Thursday, May 4, 2017

Baby #3!!!!





I can't even begin to describe what emotions are going through me as I write this post. We have baby #3 on the way and we couldn't be happier! I am so excited. I am so happy. I am so relieved. I get teary eyed when I think about being pregnant again.

And to think it is a BOY!!!!! aaahhhh!

Back story: In July (2016) I had a miscarriage. I was only 5 weeks along so we seriously just found out one week that we were pregnant and the next I spotted red. I went to get my blood drawn to see if it was a miscarriage. Then had to wait a few days and go back to get my blood drawn again. I remember I was in the Michael's craft store bathroom when I first saw the blood. My first thought was, Whatever happens it is in Heavenly Father's plan. It will be okay.

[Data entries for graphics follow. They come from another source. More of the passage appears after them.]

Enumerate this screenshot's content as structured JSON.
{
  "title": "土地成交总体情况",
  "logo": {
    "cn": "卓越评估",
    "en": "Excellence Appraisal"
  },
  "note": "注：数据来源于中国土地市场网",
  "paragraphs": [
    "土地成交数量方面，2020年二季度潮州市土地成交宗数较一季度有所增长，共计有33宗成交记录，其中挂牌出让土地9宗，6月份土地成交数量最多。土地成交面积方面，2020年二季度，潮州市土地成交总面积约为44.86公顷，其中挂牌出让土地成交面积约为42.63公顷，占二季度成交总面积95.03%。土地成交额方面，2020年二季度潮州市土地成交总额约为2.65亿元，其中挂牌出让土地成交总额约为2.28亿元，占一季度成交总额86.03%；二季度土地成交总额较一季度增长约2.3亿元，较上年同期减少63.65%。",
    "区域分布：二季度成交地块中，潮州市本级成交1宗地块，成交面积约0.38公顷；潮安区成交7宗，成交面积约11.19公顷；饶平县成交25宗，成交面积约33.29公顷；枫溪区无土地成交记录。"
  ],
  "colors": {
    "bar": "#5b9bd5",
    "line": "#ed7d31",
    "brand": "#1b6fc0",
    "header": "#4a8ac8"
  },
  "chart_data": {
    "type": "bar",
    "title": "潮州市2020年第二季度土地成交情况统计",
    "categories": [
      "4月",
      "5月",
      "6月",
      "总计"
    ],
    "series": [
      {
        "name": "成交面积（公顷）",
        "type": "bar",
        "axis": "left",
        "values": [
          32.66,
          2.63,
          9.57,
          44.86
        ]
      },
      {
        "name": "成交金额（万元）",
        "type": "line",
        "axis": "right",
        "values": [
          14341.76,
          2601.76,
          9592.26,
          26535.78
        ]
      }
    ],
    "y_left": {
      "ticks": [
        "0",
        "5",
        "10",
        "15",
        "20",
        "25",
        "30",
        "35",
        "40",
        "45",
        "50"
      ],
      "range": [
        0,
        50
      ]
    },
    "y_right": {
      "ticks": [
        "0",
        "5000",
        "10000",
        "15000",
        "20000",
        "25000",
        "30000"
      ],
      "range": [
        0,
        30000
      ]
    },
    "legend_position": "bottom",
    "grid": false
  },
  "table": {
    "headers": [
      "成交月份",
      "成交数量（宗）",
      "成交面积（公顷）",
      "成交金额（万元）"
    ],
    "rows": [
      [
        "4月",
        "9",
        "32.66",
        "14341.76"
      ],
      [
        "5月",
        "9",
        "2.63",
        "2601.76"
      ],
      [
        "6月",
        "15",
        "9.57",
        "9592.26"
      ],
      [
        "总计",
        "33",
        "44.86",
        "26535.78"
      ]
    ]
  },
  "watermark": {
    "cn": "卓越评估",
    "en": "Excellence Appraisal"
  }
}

Little did I know this would start a very long process of recovering from a miscarriage and then trying again to get pregnant. The longest and hardest time of my life. I cried a lot. I was so beside myself. The best thing I did after talking with the nurse who called and apologized that it was a miscarriage and that they just got my blood test back, I called my mom. Sometimes calling my mom isn't the best idea for stressful situations, I am always looking for certain answers from her. This time she said exactly what I needed to hear. She cried with me. She told me even though I wasn't far along it is still a miscarriage. And that it is still SO HARD. And she was right. I didn't have to have a D&C or anything so the actual miscarrying of the baby was fine. It was after the fact that I wasn't pregnant anymore and I wanted to be SO BAD.

I knew Jeremy and I had more kids waiting to join our family. I knew every time Carly and Emma held a friend's baby that they would be amazing big sisters. I knew I wanted another little baby to love and care for.

Fast forward to yesterday at our ultrasound. I never feel completely attached or even that the pregnancy is real until I have the ultrasound to find out what we are having. Something about the ultrasound and being able to see the baby move and measured. I love it. I can start planning for this baby. I am half way there and it is getting so real! And of course the ultrasound pictures are amazing and actually look like actual babies. Precious.

As soon as the ultrasound technician said that it was a boy, tears started streaming down my face and I couldn't keep it together! I was just so relieved to be looking at a baby that is inside of me! I asked Jeremy for a tissue from my purse. haha He can never find anything in there. So he then asked the technician for a tissue. haha. I just couldn't believe it! I am carrying a healthy, growing baby boy!!!!

I just feel so blessed to be pregnant and being able to have such easy pregnancies. I am 20 weeks and like my other two pregnancies, some days I have all the energy in the world. The next day all I want to do is sleep. Carly will come into my room and ask 'mom is the baby tired today?' 'Yes, Carly the baby is so tired today.' 'Okay mom!' and she closes my door and goes and plays with Emma. She is seriously so interested in the baby and so helpful! If I am eating something she asks 'mom does the baby like that?' 'mom how is the baby boy today?' She is seriously the sweetest.

I haven't publicly announced my pregnancy until yesterday for a few reasons. My life right now is Carly and Emma. I wasn't quite ready for people to know because of my miscarriage. I was scared for a long time that I would miscarry again. Like even up until seeing the baby yesterday and making sure everything was looking great, I was still nervous.



My first ultrasound to see our little nugget at 9 weeks.

our little nugget! Even at 9 weeks it looked like an actual baby.

I don't remember how far along I was in this picture, but I text my sisters and told them I couldn't hide the baby bump anymore! My church skirts and shirts were too revealing!

This was from yesterday's 20 week ultrasound.

Carly loves looking at this on the fridge.
She points out his eyes, nose, lips, and hand.